The Pacific Northwest national service community has been rocked this past week with the news that one of our most vibrant AmeriCorps National programs has lost its AmeriCorps funding starting in September of 2010.
Northwest Service Academy‘s AmeriCorps program partners with local agencies, schools, and organizations to tackle environmental projects in the Pacific Northwest. Its LINKS program works with partnering agencies to directly address education, public safety, the environment and other community needs. It’s sponsored and supported over 4,000 AmeriCorps members.
The funding situation means that as things currently stand, this year’s members will serve out their terms (as late as November) but the 75 placement sites already selected for the coming year will likely not be able to recruit people to fill needed service positions.
While there’s never a guarantee of continued funding for any national service program, the news of Corporation’s decision not to fund Northwest Service Academy has come as a punch in the gut here. NWSA staff still don’t know why their funding proposal has been declined, despite meeting or exceeding performance and financial evaluations, and serving crucial roles in the environmental health of the region.
At Idealist’s Portland office, I’ve gotten to know Northwest Service Academy’s work in a variety of ways: through working with current NWSA members who’ve taken internships with us; through staying in touch with interns who go on to terms of AmeriCorps service with NWSA; through serving as an occasional community reader for NWSA placement sites; and through having the honor from time to time to train NWSA corps members. Last summer I wrote about NWSA’s Achievements Symposium — an inspiring annual event that highlights the work of the entire service corps.
The program attracts extremely high calibre AmeriCorps members — people regularly join NWSA after finishing Master’s programs and Peace Corps assignments — to do innovative environmental work in a region known for its cutting-edge development and conservation practices. And NWSA also sets its members up for success through stellar ongoing training and team leadership. During an AmeriCorps Week 2009 interview with Sara Lozito, a former intern who went on to serve with NWSA, she said that she’d heard many people say, “This town runs on Northwest Service Academy.” I regularly tell newcomers to Portland who want to work on sustainability issues to consider applying for NWSA, for the experience, training, and networks.
In response to the service corps’s funding crisis, a Facebook group “Save Northwest Service Academy” has already attracted over 550 members, many of whom have expressed their dismay. Many people are confused about why, in a year when the Serve America Act has increased funding for national service, a shining example of what AmeriCorps can accomplish for an entire region has had its funding ended. …Especially when NWSA addresses environmental concerns, one of the Serve America Act’s priority areas. (See the funding announcement from CNCS yesterday.)

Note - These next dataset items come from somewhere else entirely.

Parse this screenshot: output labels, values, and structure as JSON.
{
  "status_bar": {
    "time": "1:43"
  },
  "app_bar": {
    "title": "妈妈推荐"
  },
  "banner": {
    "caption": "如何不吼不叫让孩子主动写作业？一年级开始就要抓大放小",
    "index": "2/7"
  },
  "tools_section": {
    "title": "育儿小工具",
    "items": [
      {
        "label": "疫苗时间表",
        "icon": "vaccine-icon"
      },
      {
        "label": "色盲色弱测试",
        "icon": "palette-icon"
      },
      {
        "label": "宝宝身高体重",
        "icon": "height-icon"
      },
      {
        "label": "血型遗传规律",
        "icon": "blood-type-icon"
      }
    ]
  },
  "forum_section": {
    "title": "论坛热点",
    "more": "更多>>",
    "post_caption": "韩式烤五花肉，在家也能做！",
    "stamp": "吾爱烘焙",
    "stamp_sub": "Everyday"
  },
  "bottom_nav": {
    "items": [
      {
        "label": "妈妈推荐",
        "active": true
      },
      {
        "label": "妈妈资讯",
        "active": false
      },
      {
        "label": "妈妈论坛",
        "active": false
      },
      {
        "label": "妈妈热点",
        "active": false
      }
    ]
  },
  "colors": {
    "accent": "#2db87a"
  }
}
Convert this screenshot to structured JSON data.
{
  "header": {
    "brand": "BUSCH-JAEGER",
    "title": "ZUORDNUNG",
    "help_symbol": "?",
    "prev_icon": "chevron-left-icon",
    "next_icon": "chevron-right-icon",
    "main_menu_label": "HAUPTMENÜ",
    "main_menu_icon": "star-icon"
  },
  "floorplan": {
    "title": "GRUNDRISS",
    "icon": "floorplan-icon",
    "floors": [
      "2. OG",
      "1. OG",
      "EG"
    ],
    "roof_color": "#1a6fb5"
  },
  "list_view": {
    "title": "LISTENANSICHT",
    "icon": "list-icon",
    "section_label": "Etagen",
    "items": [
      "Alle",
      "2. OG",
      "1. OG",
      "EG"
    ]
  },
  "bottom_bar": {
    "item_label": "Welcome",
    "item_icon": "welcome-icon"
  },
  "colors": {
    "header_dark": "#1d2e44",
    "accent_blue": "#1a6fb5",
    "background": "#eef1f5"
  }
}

Normally, groups in NWSA’s position can appeal the Corporation’s decision, but this year it’s apparently not possible.
Finally, here is the letter from Northwest Service Academy’s executive director Tim Foley, explaining the situation and inviting letters of support from people in the communities touched by NWSA:
June 2, 2010
Dear valued friends, partners, and alums of the Northwest Service Academy:
I received notification on Friday, May 28, that the Northwest Service Academy’s proposal for continued AmeriCorps funding was not selected.

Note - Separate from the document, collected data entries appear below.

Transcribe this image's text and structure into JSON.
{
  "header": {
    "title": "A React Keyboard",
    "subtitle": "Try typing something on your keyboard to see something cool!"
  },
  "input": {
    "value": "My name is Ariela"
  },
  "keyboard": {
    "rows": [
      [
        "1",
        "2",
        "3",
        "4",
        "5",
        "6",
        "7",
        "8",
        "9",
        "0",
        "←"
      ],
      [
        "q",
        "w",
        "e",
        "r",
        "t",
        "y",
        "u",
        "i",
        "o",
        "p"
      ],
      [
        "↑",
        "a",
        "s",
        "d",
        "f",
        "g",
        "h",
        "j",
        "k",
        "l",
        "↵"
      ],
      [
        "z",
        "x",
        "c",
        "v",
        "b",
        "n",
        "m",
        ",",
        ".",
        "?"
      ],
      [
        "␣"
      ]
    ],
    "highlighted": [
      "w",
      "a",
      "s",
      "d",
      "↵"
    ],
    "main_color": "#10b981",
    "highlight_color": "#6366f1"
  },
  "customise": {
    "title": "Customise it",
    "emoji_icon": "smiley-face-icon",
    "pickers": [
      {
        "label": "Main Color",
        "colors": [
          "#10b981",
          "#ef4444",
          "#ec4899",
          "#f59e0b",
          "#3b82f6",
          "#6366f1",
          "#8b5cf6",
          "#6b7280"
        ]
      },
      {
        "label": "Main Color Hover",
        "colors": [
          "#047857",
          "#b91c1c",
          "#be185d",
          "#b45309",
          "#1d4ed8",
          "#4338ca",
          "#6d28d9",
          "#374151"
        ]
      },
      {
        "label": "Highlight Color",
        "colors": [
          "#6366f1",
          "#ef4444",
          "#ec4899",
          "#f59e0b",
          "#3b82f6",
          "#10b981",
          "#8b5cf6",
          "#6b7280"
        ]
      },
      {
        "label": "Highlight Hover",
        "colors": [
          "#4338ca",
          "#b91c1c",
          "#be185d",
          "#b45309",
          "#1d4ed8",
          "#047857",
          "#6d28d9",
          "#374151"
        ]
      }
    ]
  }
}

I wanted to let you know what this means for your organization and our other sponsoring partners. Members currently placed sponsoring organizations will continue until the completion of their term of service. Members slated to begin terms of service after August 31, 2010 will not be placed.
Educational Service District 112, located in Vancouver, Washington, has been a recipient of AmeriCorps funds to support NWSA since 1993, and has always met or exceeded performance and financial evaluations. NWSA has often been singled out as a model AmeriCorps program and a standard bearer for what is possible in national service programs. We have managed roughly 4,000 AmeriCorps members who have contributed millions of dollars to local economies and community organizations through their efforts.
In the 2008-2009 program year alone, NWSA AmeriCorps members:
- Recruited and engaged over 36,000 community volunteers in community service projects
- Educated or engaged over 97,000 students
- Monitored or removed 54,997 acres of invasive plants
- Planted or cared for 208,000 native trees, plants and shrubs
- Built or maintained 513 miles of public trails
For these reasons and more, we are surprised and disappointed in the Corporation for National and Community Service’s decision not to renew funding for this exemplary program. ESD 112 and NWSA leadership is diligently working to find opportunities to continue the excellent programs that our community has come to expect.
Helping community organizations build capacity has been a strategic focus of NWSA for many years. For this reason, I invite you to share with us stories of the impact NWSA AmeriCorps members have had on your organization. Now is an important time to reflect upon the impact that NWSA has had on local communities and to imagine what is still yet to come.
If you have any questions or concerns, do not hesitate to contact me or your local NWSA center.
Thank you for your continued support of the Northwest Service Academy. We look forward to partnering with you again in the near future.
Yours in service,
Executive Director, Northwest Service Academy
Are you an NWSA alum? Host site staffer or other partner? What would the loss of NWSA mean to you and your community?